The founder of MoneySavingExpert.com – Martin Lewis – has taken to both Twitter and TV to warn viewers about a series of Internet scams that have used his name to scam victims.
In an angry video, Lewis blasted scammers who have been using his identity to falsely claim he had invested £500,000 into a money-making-system, in order to lure unsuspecting victims to [what turns out to be] scammy binary options trading websites.
It’s a scam we have discussed before in our blog post here. Martin Lewis is one of a number of celebrities who have had their identities stolen to promote these types of get-rich-quick scams, including Richard Branson and Bill Gates.
These scams lead to fake “news” websites and get-rich-quick scams websites that claim to have a system that can make you rich, just by trading with binary options – where you are asked to deposit large sums of money to start trading. Despite the outlandish claims made by these sites, most people are likely to lose money.
According to Martin Lewis, he had been contacted by one angry man who claimed to have lost £19,000 on the scheme. The man had believed fake claims made by online adverts and believed the get-rich-quick site belonged to Martin Lewis – such adverts had most likely appeared through Facebook’s Sponsored Ads (we’ve discussed how scams are constantly popping up on Facebook Sponsored Ads here.)
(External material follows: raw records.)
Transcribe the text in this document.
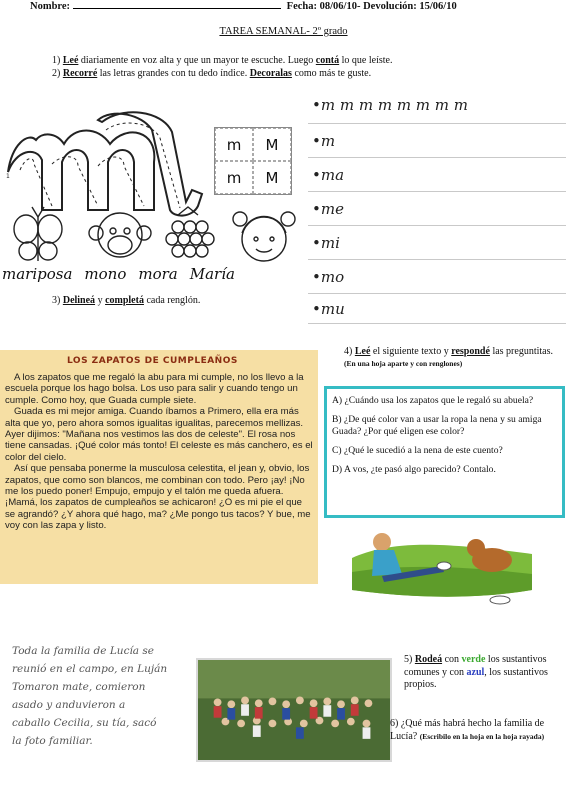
Nombre:	Fecha: 08/06/10- Devolución: 15/06/10
TAREA SEMANAL- 2º grado
1) Leé diariamente en voz alta y que un mayor te escuche. Luego contá lo que leíste.
2) Recorré las letras grandes con tu dedo índice. Decoralas como más te guste.
1
m	M
m	M
mariposa mono mora María
3) Delineá y completá cada renglón.
•m m m m m m m m
•m
•ma
•me
•mi
•mo
•mu
LOS ZAPATOS DE CUMPLEAÑOS

A los zapatos que me regaló la abu para mi cumple, no los llevo a la escuela porque los hago bolsa. Los uso para salir y cuando tengo un cumple. Como hoy, que Guada cumple siete.

Guada es mi mejor amiga. Cuando íbamos a Primero, ella era más alta que yo, pero ahora somos igualitas igualitas, parecemos mellizas. Ayer dijimos: "Mañana nos vestimos las dos de celeste". El rosa nos tiene cansadas. ¡Qué color más tonto! El celeste es más canchero, es el color del cielo.

Así que pensaba ponerme la musculosa celestita, el jean y, obvio, los zapatos, que como son blancos, me combinan con todo. Pero ¡ay! ¡No me los puedo poner! Empujo, empujo y el talón me queda afuera. ¡Mamá, los zapatos de cumpleaños se achicaron! ¿O es mi pie el que se agrandó? ¿Y ahora qué hago, ma? ¿Me pongo tus tacos? Y bue, me voy con las zapa y listo.

4) Leé el siguiente texto y respondé las preguntitas. (En una hoja aparte y con renglones)

A) ¿Cuándo usa los zapatos que le regaló su abuela?

B) ¿De qué color van a usar la ropa la nena y su amiga Guada? ¿Por qué eligen ese color?

C) ¿Qué le sucedió a la nena de este cuento?

D) A vos, ¿te pasó algo parecido? Contalo.

Toda la familia de Lucía se
reunió en el campo, en Luján
Tomaron mate, comieron
asado y anduvieron a
caballo Cecilia, su tía, sacó
la foto familiar.
5) Rodeá con verde los sustantivos comunes y con azul, los sustantivos propios.
6) ¿Qué más habrá hecho la familia de Lucía? (Escribilo en la hoja en la hoja rayada)
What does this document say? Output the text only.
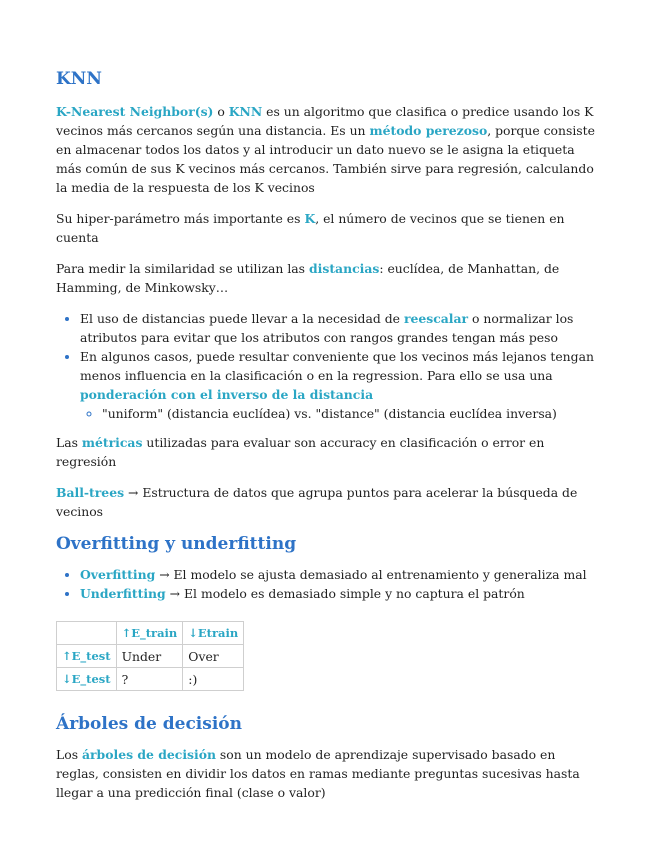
KNN

K-Nearest Neighbor(s) o KNN es un algoritmo que clasifica o predice usando los K vecinos más cercanos según una distancia. Es un método perezoso, porque consiste en almacenar todos los datos y al introducir un dato nuevo se le asigna la etiqueta más común de sus K vecinos más cercanos. También sirve para regresión, calculando la media de la respuesta de los K vecinos

Su hiper-parámetro más importante es K, el número de vecinos que se tienen en cuenta

Para medir la similaridad se utilizan las distancias: euclídea, de Manhattan, de Hamming, de Minkowsky…

• El uso de distancias puede llevar a la necesidad de reescalar o normalizar los atributos para evitar que los atributos con rangos grandes tengan más peso
• En algunos casos, puede resultar conveniente que los vecinos más lejanos tengan menos influencia en la clasificación o en la regression. Para ello se usa una ponderación con el inverso de la distancia
◦ "uniform" (distancia euclídea) vs. "distance" (distancia euclídea inversa)

Las métricas utilizadas para evaluar son accuracy en clasificación o error en regresión

Ball-trees → Estructura de datos que agrupa puntos para acelerar la búsqueda de vecinos

Overfitting y underfitting
• Overfitting → El modelo se ajusta demasiado al entrenamiento y generaliza mal
• Underfitting → El modelo es demasiado simple y no captura el patrón
	↑E_train	↓Etrain
↑E_test	Under	Over
↓E_test	?	:)
Árboles de decisión

Los árboles de decisión son un modelo de aprendizaje supervisado basado en reglas, consisten en dividir los datos en ramas mediante preguntas sucesivas hasta llegar a una predicción final (clase o valor)
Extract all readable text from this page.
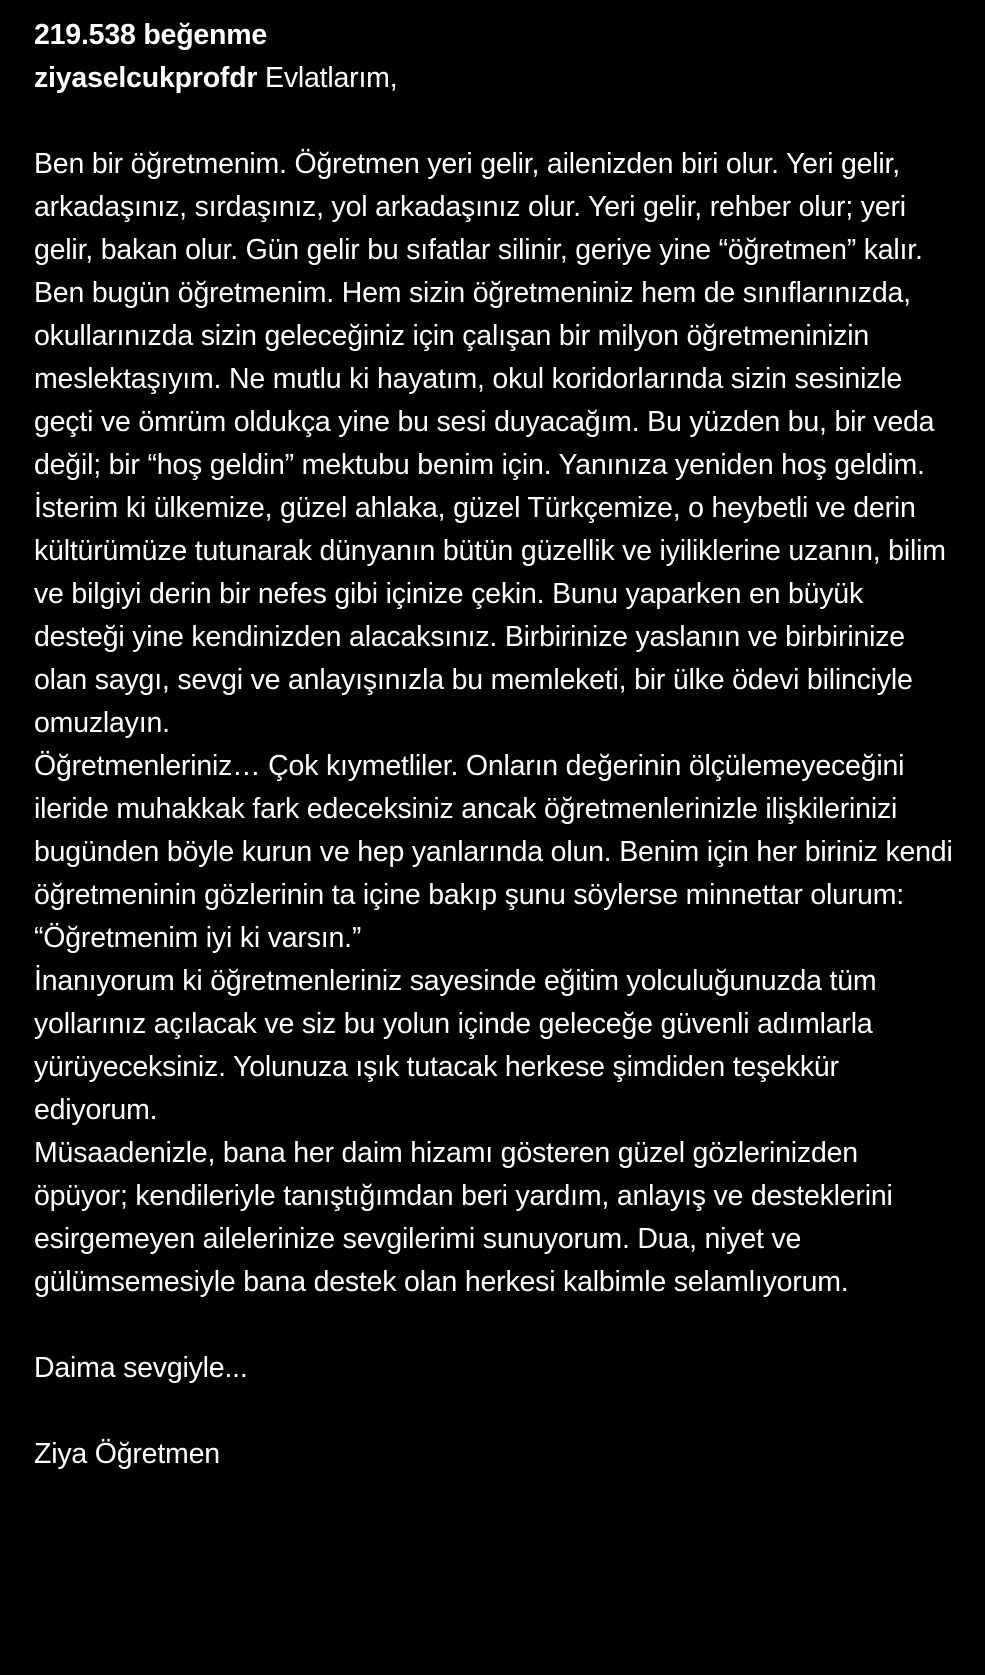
219.538 beğenme
ziyaselcukprofdr Evlatlarım,

Ben bir öğretmenim. Öğretmen yeri gelir, ailenizden biri olur. Yeri gelir, arkadaşınız, sırdaşınız, yol arkadaşınız olur. Yeri gelir, rehber olur; yeri gelir, bakan olur. Gün gelir bu sıfatlar silinir, geriye yine “öğretmen” kalır.

Ben bugün öğretmenim. Hem sizin öğretmeniniz hem de sınıflarınızda, okullarınızda sizin geleceğiniz için çalışan bir milyon öğretmeninizin meslektaşıyım. Ne mutlu ki hayatım, okul koridorlarında sizin sesinizle geçti ve ömrüm oldukça yine bu sesi duyacağım. Bu yüzden bu, bir veda değil; bir “hoş geldin” mektubu benim için. Yanınıza yeniden hoş geldim.

İsterim ki ülkemize, güzel ahlaka, güzel Türkçemize, o heybetli ve derin kültürümüze tutunarak dünyanın bütün güzellik ve iyiliklerine uzanın, bilim ve bilgiyi derin bir nefes gibi içinize çekin. Bunu yaparken en büyük desteği yine kendinizden alacaksınız. Birbirinize yaslanın ve birbirinize olan saygı, sevgi ve anlayışınızla bu memleketi, bir ülke ödevi bilinciyle omuzlayın.

Öğretmenleriniz… Çok kıymetliler. Onların değerinin ölçülemeyeceğini ileride muhakkak fark edeceksiniz ancak öğretmenlerinizle ilişkilerinizi bugünden böyle kurun ve hep yanlarında olun. Benim için her biriniz kendi öğretmeninin gözlerinin ta içine bakıp şunu söylerse minnettar olurum: “Öğretmenim iyi ki varsın.”

İnanıyorum ki öğretmenleriniz sayesinde eğitim yolculuğunuzda tüm yollarınız açılacak ve siz bu yolun içinde geleceğe güvenli adımlarla yürüyeceksiniz. Yolunuza ışık tutacak herkese şimdiden teşekkür ediyorum.

Müsaadenizle, bana her daim hizamı gösteren güzel gözlerinizden öpüyor; kendileriyle tanıştığımdan beri yardım, anlayış ve desteklerini esirgemeyen ailelerinize sevgilerimi sunuyorum. Dua, niyet ve gülümsemesiyle bana destek olan herkesi kalbimle selamlıyorum.

Daima sevgiyle...

Ziya Öğretmen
In a warning to viewers, Lewis said –
There are a series of sites using my face and name, including images from this show, on Facebook to advertise a range of things I have nothing to do with. The biggest one is called Cloud Trader, which is an unregistered binary trading firm that the FCA has warned against. The advert says I have invested half a million and that it is an easy way to make money. This is a lie. I have not invested, it is not based in the UK, it is a scam.
It’s rife across the internet. I do not do Facebook adverts. if you see my face on these adverts it is a lie
GetRichQuickScam.com warns about Cloud Trader in a post here.
Online scammers often illegally use the name of celebrities to promote products. This is also common in the dietary supplement scam niche, where scammers used the names of Oprah, Dr. Phil and Dr. Oz to promote spammy Acai Berry based supplements, which ultimately led to a series of lawsuits against the spammers.
Remember, these fake adverts often appear on Facebook and they cannot be trusted. Just because an online advert says a celebrity has endorsed, invested (or created) a system or product, it could be a scam, and if it’s claiming you can get rich quickly, it most probably is a scam! So don’t fall for them!